I followed Nicoletta through the winery, into the church of San Fereolo next to her house, up into the apartment where we tasted, all the while struggling to absorb every word she said. I wanted to be an empty vessel- to hold everything she had to say. I couldn’t absorb it fast enough. This woman is so full of the experiences that have shaped her- and have shaped her wines. The winery is also full to the brim. Full with past vintages, waiting, silently pregnant, dormant until she determines they can be released- the very definition of patience.
We tasted through a battery of wines and vintages, bottles lined up like perfect soldiers, their organized appearance a stark contrast to the explosion of color and texture in this sunny artist’s workshop. San Fereolo, the winery’s flagship Dolcetto, is a retrospective of Dogliani. Each vintage a perfect time capsule full of insight into each year. 2001, 2003, 2004, 2005, 2007 and 2008: Every bottle filled with 12 months of life already lived, and once uncorked, also perfectly revisited.
These San Fereolo Dolcetto bottlings all shared a consistent vein of dense, warm fruit, as well as that feral iron so telling of Dogliani. The wines also encapsulate a freshness and minerality that you feel precisely mirrored by the atmosphere outside Nicoletta’s house and around the ancient church of San Fereolo. A breezy cool current that whips around the top of the hill, circling the church and rippling through the trees. The wines are fresh with mineral notes, mint, licorice and cooking spices. The San Fereolo wines are alive, and contrary to what you might expect from older Dolcetto, they get better with each passing year.
Part of Nicoletta’s careful process, following a sometimes long-awaited spontaneous fermentation, is a gradual, gently submerged cap which Nicoletta believes restores the tannins to the wine, giving her Dolcetto the ability and will to live such a long life. She likens the skins of the grape to a baby’s placentia- concluding that the sooner and more abruptly you separate the must from the skin, the more stressed the wine will become. This instead, is a gentle birth- a gradual coming-into-being-process that is shepherded, but never forced by the winemaker. It sounds poetic, but in reality this is a painstaking waiting game that requires a lot of investment- time, money, hard work, space. All for the love of Great Dolcetto.
Biodynamics
This is a very interesting topic. The practice of Biodynamics, especially with relation to grape-growing, simply involves the observation of nature. The general view of the natural world as an interconnected whole: a totality, an organism endowed with archetypal rhythm. I wish I could have thought to make an audio tape of everything Nicoletta had to say on the subject, but in my jetlagged-fog, I barely managed to take notes that afternoon. I do remember clearly that Nicoletta came to the world of Biodynamics honestly, slowly, through years of tangential experience in various fields. Education. Veterinary Sciences. Food. And Agriculture.
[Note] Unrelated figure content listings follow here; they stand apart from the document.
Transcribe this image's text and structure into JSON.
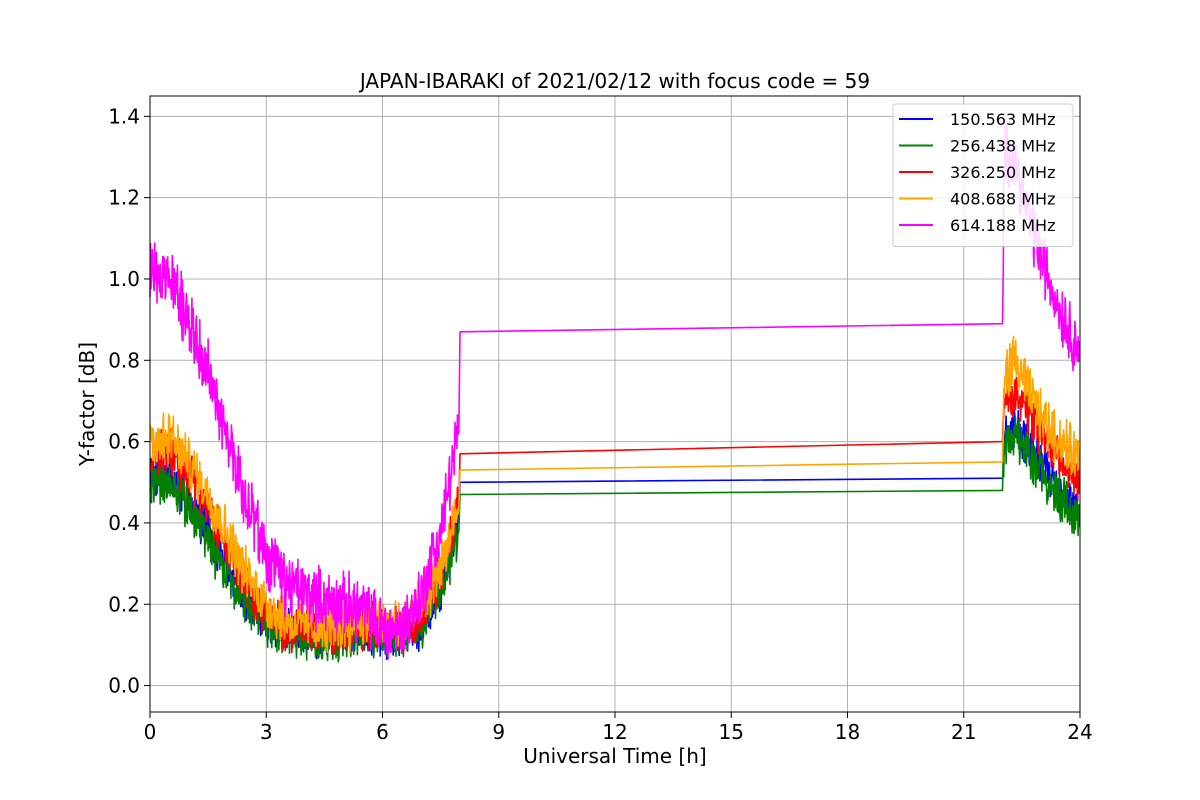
{
  "chart_data": {
    "type": "line",
    "title": "JAPAN-IBARAKI of 2021/02/12 with focus code = 59",
    "xlabel": "Universal Time [h]",
    "ylabel": "Y-factor [dB]",
    "xlim": [
      0,
      24
    ],
    "ylim": [
      -0.065,
      1.45
    ],
    "xticks": [
      0,
      3,
      6,
      9,
      12,
      15,
      18,
      21,
      24
    ],
    "yticks": [
      0.0,
      0.2,
      0.4,
      0.6,
      0.8,
      1.0,
      1.2,
      1.4
    ],
    "grid": true,
    "legend_position": "top-right",
    "series": [
      {
        "name": "150.563 MHz",
        "color": "#0000ff",
        "noise": 0.045,
        "x": [
          0,
          0.5,
          1,
          1.5,
          2,
          2.5,
          3,
          3.5,
          4,
          4.5,
          5,
          5.5,
          6,
          6.5,
          7,
          7.5,
          7.95,
          8.0,
          22.0,
          22.05,
          22.3,
          22.6,
          23,
          23.5,
          24
        ],
        "y": [
          0.52,
          0.53,
          0.46,
          0.38,
          0.29,
          0.21,
          0.16,
          0.13,
          0.13,
          0.12,
          0.13,
          0.14,
          0.13,
          0.13,
          0.15,
          0.24,
          0.4,
          0.5,
          0.51,
          0.6,
          0.64,
          0.6,
          0.55,
          0.48,
          0.43
        ]
      },
      {
        "name": "256.438 MHz",
        "color": "#008000",
        "noise": 0.045,
        "x": [
          0,
          0.5,
          1,
          1.5,
          2,
          2.5,
          3,
          3.5,
          4,
          4.5,
          5,
          5.5,
          6,
          6.5,
          7,
          7.5,
          7.95,
          8.0,
          22.0,
          22.05,
          22.3,
          22.6,
          23,
          23.5,
          24
        ],
        "y": [
          0.5,
          0.5,
          0.44,
          0.36,
          0.27,
          0.2,
          0.15,
          0.12,
          0.12,
          0.11,
          0.12,
          0.13,
          0.12,
          0.13,
          0.15,
          0.23,
          0.38,
          0.47,
          0.48,
          0.58,
          0.62,
          0.58,
          0.53,
          0.46,
          0.41
        ]
      },
      {
        "name": "326.250 MHz",
        "color": "#ff0000",
        "noise": 0.045,
        "x": [
          0,
          0.5,
          1,
          1.5,
          2,
          2.5,
          3,
          3.5,
          4,
          4.5,
          5,
          5.5,
          6,
          6.5,
          7,
          7.5,
          7.95,
          8.0,
          22.0,
          22.05,
          22.3,
          22.6,
          23,
          23.5,
          24
        ],
        "y": [
          0.56,
          0.58,
          0.52,
          0.44,
          0.33,
          0.24,
          0.18,
          0.14,
          0.14,
          0.13,
          0.14,
          0.15,
          0.14,
          0.14,
          0.17,
          0.27,
          0.44,
          0.57,
          0.6,
          0.68,
          0.72,
          0.68,
          0.62,
          0.55,
          0.5
        ]
      },
      {
        "name": "408.688 MHz",
        "color": "#ffa500",
        "noise": 0.05,
        "x": [
          0,
          0.5,
          1,
          1.5,
          2,
          2.5,
          3,
          3.5,
          4,
          4.5,
          5,
          5.5,
          6,
          6.5,
          7,
          7.5,
          7.95,
          8.0,
          22.0,
          22.05,
          22.3,
          22.6,
          23,
          23.5,
          24
        ],
        "y": [
          0.6,
          0.61,
          0.55,
          0.47,
          0.37,
          0.27,
          0.2,
          0.16,
          0.15,
          0.14,
          0.15,
          0.16,
          0.15,
          0.15,
          0.19,
          0.29,
          0.43,
          0.53,
          0.55,
          0.76,
          0.8,
          0.74,
          0.66,
          0.6,
          0.56
        ]
      },
      {
        "name": "614.188 MHz",
        "color": "#ff00ff",
        "noise": 0.06,
        "x": [
          0,
          0.5,
          1,
          1.5,
          2,
          2.5,
          3,
          3.5,
          4,
          4.5,
          5,
          5.5,
          6,
          6.5,
          7,
          7.5,
          7.95,
          8.0,
          22.0,
          22.05,
          22.3,
          22.6,
          23,
          23.5,
          24
        ],
        "y": [
          1.02,
          1.0,
          0.9,
          0.77,
          0.6,
          0.45,
          0.32,
          0.25,
          0.23,
          0.21,
          0.2,
          0.19,
          0.14,
          0.14,
          0.22,
          0.38,
          0.62,
          0.87,
          0.89,
          1.32,
          1.3,
          1.18,
          1.05,
          0.92,
          0.82
        ]
      }
    ]
  }
}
The basic message I came away with was this: do what makes sense. You live in the middle of the vineyards, so treat them carefully. If you poison them, you’re poisoning yourself. Certifications and official process “recognition” are no substitute for the truth. Hard work and nature will invariably guide everything.
And patience. Lots of patience.
Nicoletta, you are the Captain of this ship, you are the Past and the Future of these wines from your land. Thank you for guiding them home.